Urith did feel it. But Urith's mind was disturbed by what had taken place. She had no knowledge of the world, and Anthony's arguments had seemed to her conclusive, so conclusive as to override her own repugnance to an immediate marriage. She had resolved to give him up altogether, and yet she had yielded; that resolve had gone to pieces. She had resolved that if she did take him it should be at some time in the future, but when he pointed out to her that his only chance of reconciliation with his father was through marriage, as to abandon her was an impossible alternative, and that he was absolutely without work, without a position, without means—sponging on his cousin, a poor curate, then she saw that this, her second resolve, must go to pieces, like the first.

"Anthony," said Luke; "you will have to go away for a year—for some months at the least."

"Whither?—To whom?"

"Surely Justice Crymes knows of——"

"How can I accept any help from him when I refuse his daughter, and when I have blinded his son?"

"That is true—and your mother had no relatives?"

"None that I know of but my grandmother, who is with you."

"Then go to sea."

"I have no taste to be a sailor."

"Be a soldier?"

"No, Luke, here I can serve Urith—save Willsworthy from going to destruction. It is not a bad estate, but has been mismanaged. Here I can be of utility, and here I can be a help to Urith, and find work that suits me, and which I understand.

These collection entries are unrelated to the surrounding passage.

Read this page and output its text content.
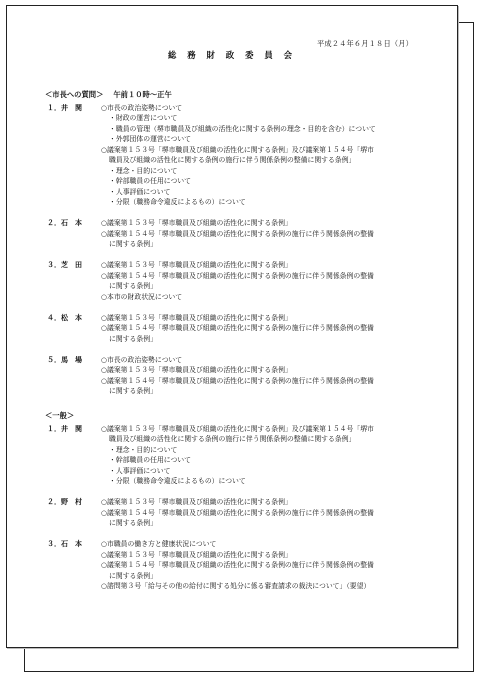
平成２４年６月１８日（月）
総 務 財 政 委 員 会
＜市長への質問＞ 午前１０時～正午
１．井　関	○市長の政治姿勢について
・財政の運営について
・職員の管理（堺市職員及び組織の活性化に関する条例の理念・目的を含む）について
・外郭団体の運営について
○議案第１５３号「堺市職員及び組織の活性化に関する条例」及び議案第１５４号「堺市
職員及び組織の活性化に関する条例の施行に伴う関係条例の整備に関する条例」
・理念・目的について
・幹部職員の任用について
・人事評価について
・分限（職務命令違反によるもの）について
２．石　本	○議案第１５３号「堺市職員及び組織の活性化に関する条例」
○議案第１５４号「堺市職員及び組織の活性化に関する条例の施行に伴う関係条例の整備
に関する条例」
３．芝　田	○議案第１５３号「堺市職員及び組織の活性化に関する条例」
○議案第１５４号「堺市職員及び組織の活性化に関する条例の施行に伴う関係条例の整備
に関する条例」
○本市の財政状況について
４．松　本	○議案第１５３号「堺市職員及び組織の活性化に関する条例」
○議案第１５４号「堺市職員及び組織の活性化に関する条例の施行に伴う関係条例の整備
に関する条例」
５．馬　場	○市長の政治姿勢について
○議案第１５３号「堺市職員及び組織の活性化に関する条例」
○議案第１５４号「堺市職員及び組織の活性化に関する条例の施行に伴う関係条例の整備
に関する条例」
＜一般＞
１．井　関	○議案第１５３号「堺市職員及び組織の活性化に関する条例」及び議案第１５４号「堺市
職員及び組織の活性化に関する条例の施行に伴う関係条例の整備に関する条例」
・理念・目的について
・幹部職員の任用について
・人事評価について
・分限（職務命令違反によるもの）について
２．野　村	○議案第１５３号「堺市職員及び組織の活性化に関する条例」
○議案第１５４号「堺市職員及び組織の活性化に関する条例の施行に伴う関係条例の整備
に関する条例」
３．石　本	○市職員の働き方と健康状況について
○議案第１５３号「堺市職員及び組織の活性化に関する条例」
○議案第１５４号「堺市職員及び組織の活性化に関する条例の施行に伴う関係条例の整備
に関する条例」
○諮問第３号「給与その他の給付に関する処分に係る審査請求の裁決について」（要望）
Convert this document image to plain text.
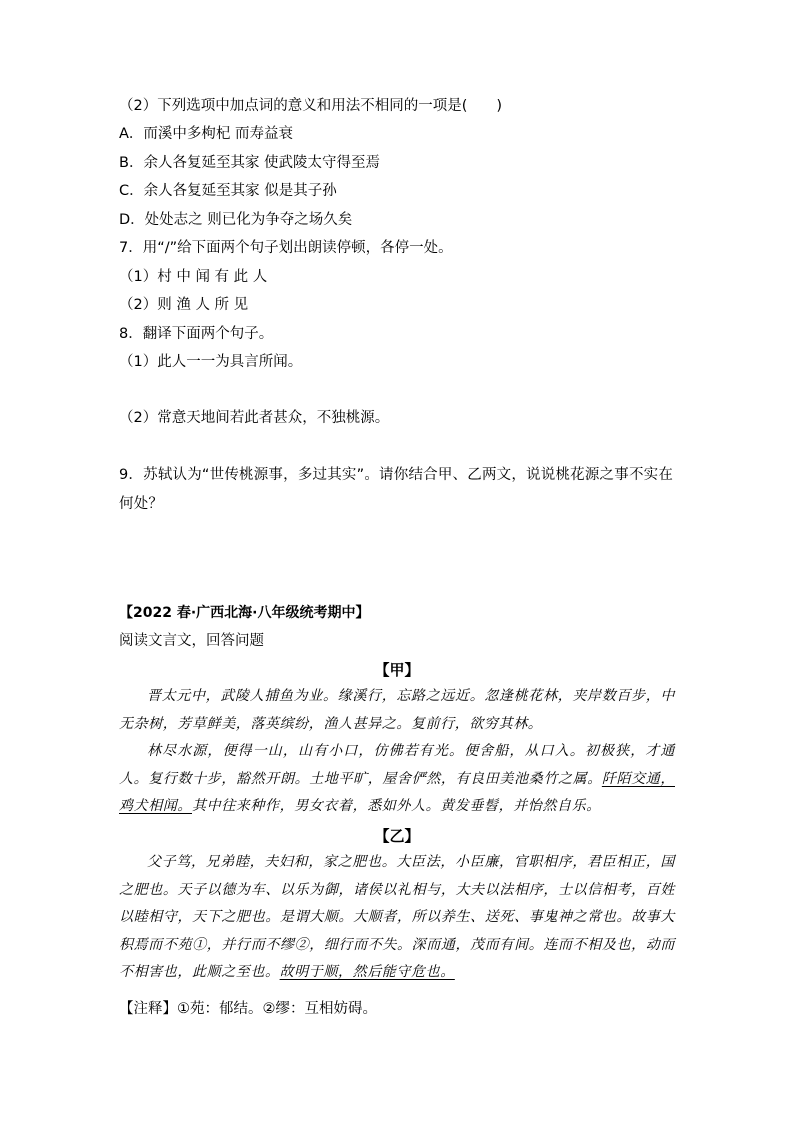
（2）下列选项中加点词的意义和用法不相同的一项是(　　)
A．而溪中多枸杞 而寿益衰
B．余人各复延至其家 使武陵太守得至焉
C．余人各复延至其家 似是其子孙
D．处处志之 则已化为争夺之场久矣
7．用“/”给下面两个句子划出朗读停顿，各停一处。
（1）村 中 闻 有 此 人
（2）则 渔 人 所 见
8．翻译下面两个句子。
（1）此人一一为具言所闻。
（2）常意天地间若此者甚众，不独桃源。
9．苏轼认为“世传桃源事，多过其实”。请你结合甲、乙两文，说说桃花源之事不实在何处？
【2022 春·广西北海·八年级统考期中】
阅读文言文，回答问题
【甲】
晋太元中，武陵人捕鱼为业。缘溪行，忘路之远近。忽逢桃花林，夹岸数百步，中无杂树，芳草鲜美，落英缤纷，渔人甚异之。复前行，欲穷其林。
林尽水源，便得一山，山有小口，仿佛若有光。便舍船，从口入。初极狭，才通人。复行数十步，豁然开朗。土地平旷，屋舍俨然，有良田美池桑竹之属。阡陌交通，鸡犬相闻。其中往来种作，男女衣着，悉如外人。黄发垂髫，并怡然自乐。
【乙】
父子笃，兄弟睦，夫妇和，家之肥也。大臣法，小臣廉，官职相序，君臣相正，国之肥也。天子以德为车、以乐为御，诸侯以礼相与，大夫以法相序，士以信相考，百姓以睦相守，天下之肥也。是谓大顺。大顺者，所以养生、送死、事鬼神之常也。故事大积焉而不苑①，并行而不缪②，细行而不失。深而通，茂而有间。连而不相及也，动而不相害也，此顺之至也。故明于顺，然后能守危也。
【注释】①苑：郁结。②缪：互相妨碍。
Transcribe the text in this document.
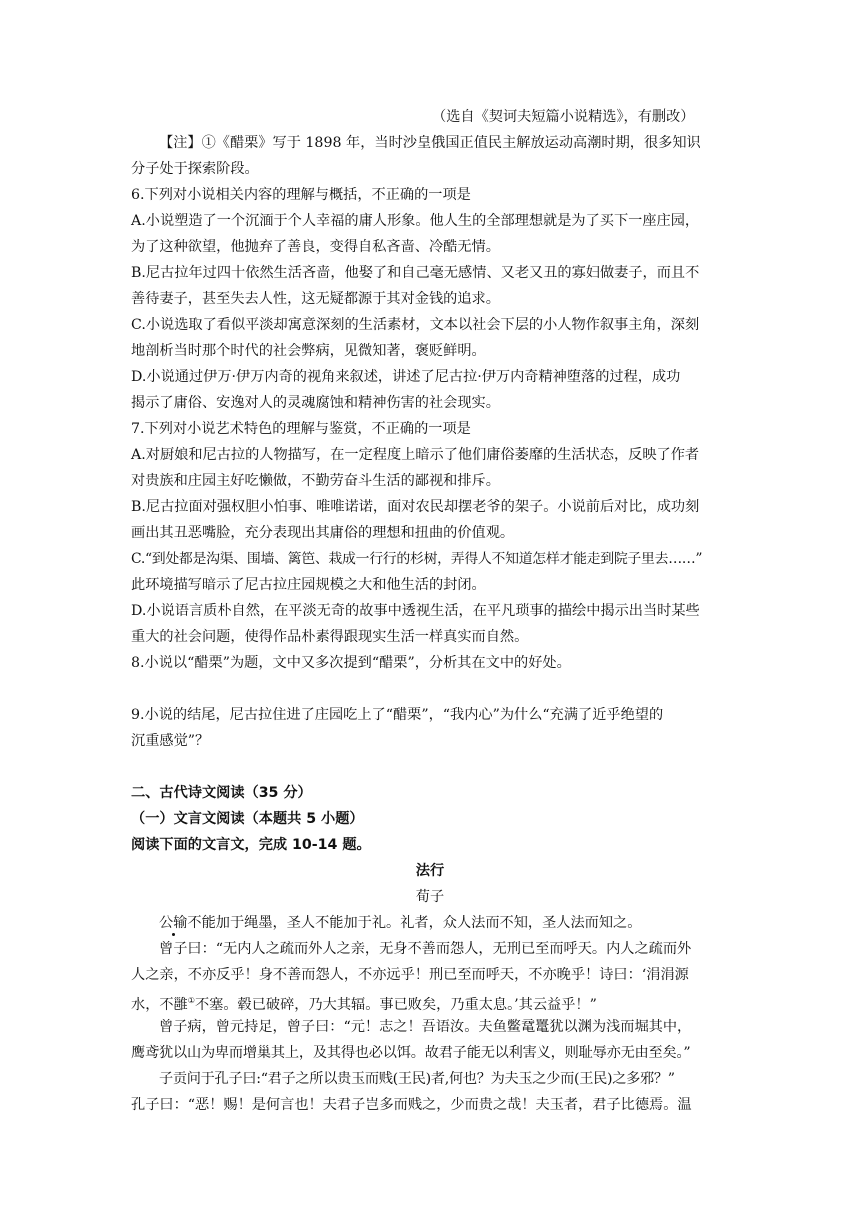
（选自《契诃夫短篇小说精选》，有删改）
【注】①《醋栗》写于 1898 年，当时沙皇俄国正值民主解放运动高潮时期，很多知识
分子处于探索阶段。
6.下列对小说相关内容的理解与概括，不正确的一项是
A.小说塑造了一个沉湎于个人幸福的庸人形象。他人生的全部理想就是为了买下一座庄园，
为了这种欲望，他抛弃了善良，变得自私吝啬、冷酷无情。
B.尼古拉年过四十依然生活吝啬，他娶了和自己毫无感情、又老又丑的寡妇做妻子，而且不
善待妻子，甚至失去人性，这无疑都源于其对金钱的追求。
C.小说选取了看似平淡却寓意深刻的生活素材，文本以社会下层的小人物作叙事主角，深刻
地剖析当时那个时代的社会弊病，见微知著，褒贬鲜明。
D.小说通过伊万·伊万内奇的视角来叙述，讲述了尼古拉·伊万内奇精神堕落的过程，成功
揭示了庸俗、安逸对人的灵魂腐蚀和精神伤害的社会现实。
7.下列对小说艺术特色的理解与鉴赏，不正确的一项是
A.对厨娘和尼古拉的人物描写，在一定程度上暗示了他们庸俗萎靡的生活状态，反映了作者
对贵族和庄园主好吃懒做，不勤劳奋斗生活的鄙视和排斥。
B.尼古拉面对强权胆小怕事、唯唯诺诺，面对农民却摆老爷的架子。小说前后对比，成功刻
画出其丑恶嘴脸，充分表现出其庸俗的理想和扭曲的价值观。
C.“到处都是沟渠、围墙、篱笆、栽成一行行的杉树，弄得人不知道怎样才能走到院子里去……”
此环境描写暗示了尼古拉庄园规模之大和他生活的封闭。
D.小说语言质朴自然，在平淡无奇的故事中透视生活，在平凡琐事的描绘中揭示出当时某些
重大的社会问题，使得作品朴素得跟现实生活一样真实而自然。
8.小说以“醋栗”为题，文中又多次提到“醋栗”，分析其在文中的好处。
9.小说的结尾，尼古拉住进了庄园吃上了“醋栗”，“我内心”为什么“充满了近乎绝望的
沉重感觉”？
二、古代诗文阅读（35 分）
（一）文言文阅读（本题共 5 小题）
阅读下面的文言文，完成 10-14 题。
法行
荀子
公输不能加于绳墨，圣人不能加于礼。礼者，众人法而不知，圣人法而知之。
曾子曰：“无内人之疏而外人之亲，无身不善而怨人，无刑已至而呼天。内人之疏而外
人之亲，不亦反乎！身不善而怨人，不亦远乎！刑已至而呼天，不亦晚乎！诗曰：‘涓涓源
水，不雝①不塞。毂已破碎，乃大其辐。事已败矣，乃重太息。’其云益乎！”
曾子病，曾元持足，曾子曰：“元！志之！吾语汝。夫鱼鳖鼋鼍犹以渊为浅而堀其中，
鹰鸢犹以山为卑而增巢其上，及其得也必以饵。故君子能无以利害义，则耻辱亦无由至矣。”
子贡问于孔子曰:“君子之所以贵玉而贱(王民)者,何也？为夫玉之少而(王民)之多邪？”
孔子曰：“恶！赐！是何言也！夫君子岂多而贱之，少而贵之哉！夫玉者，君子比德焉。温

It seems plain to me that Willsworthy is crying out for me to come and take it in hand; and, unless it be taken in hand at once, a whole year is lost."

"That is true," threw in Solomon Gibbs, whose great eagerness now was to be disembarrassed of a task that was irksome to him, and obligations that were a burden. "You see, I was never reared to the farm, but to the office. I can draw you a lease, but not a furrow; make a settlement, but not a turf-tye. I wash my hands of it all."

"Then, in God's name," said Luke, in grey pallor, and with quivering features, "if it must be, then so be it. May be His finger points the way. As you will. I am at your service—but not for one month. Concede me that."

"From to-day," said Anthony. "So be it. That is fixed."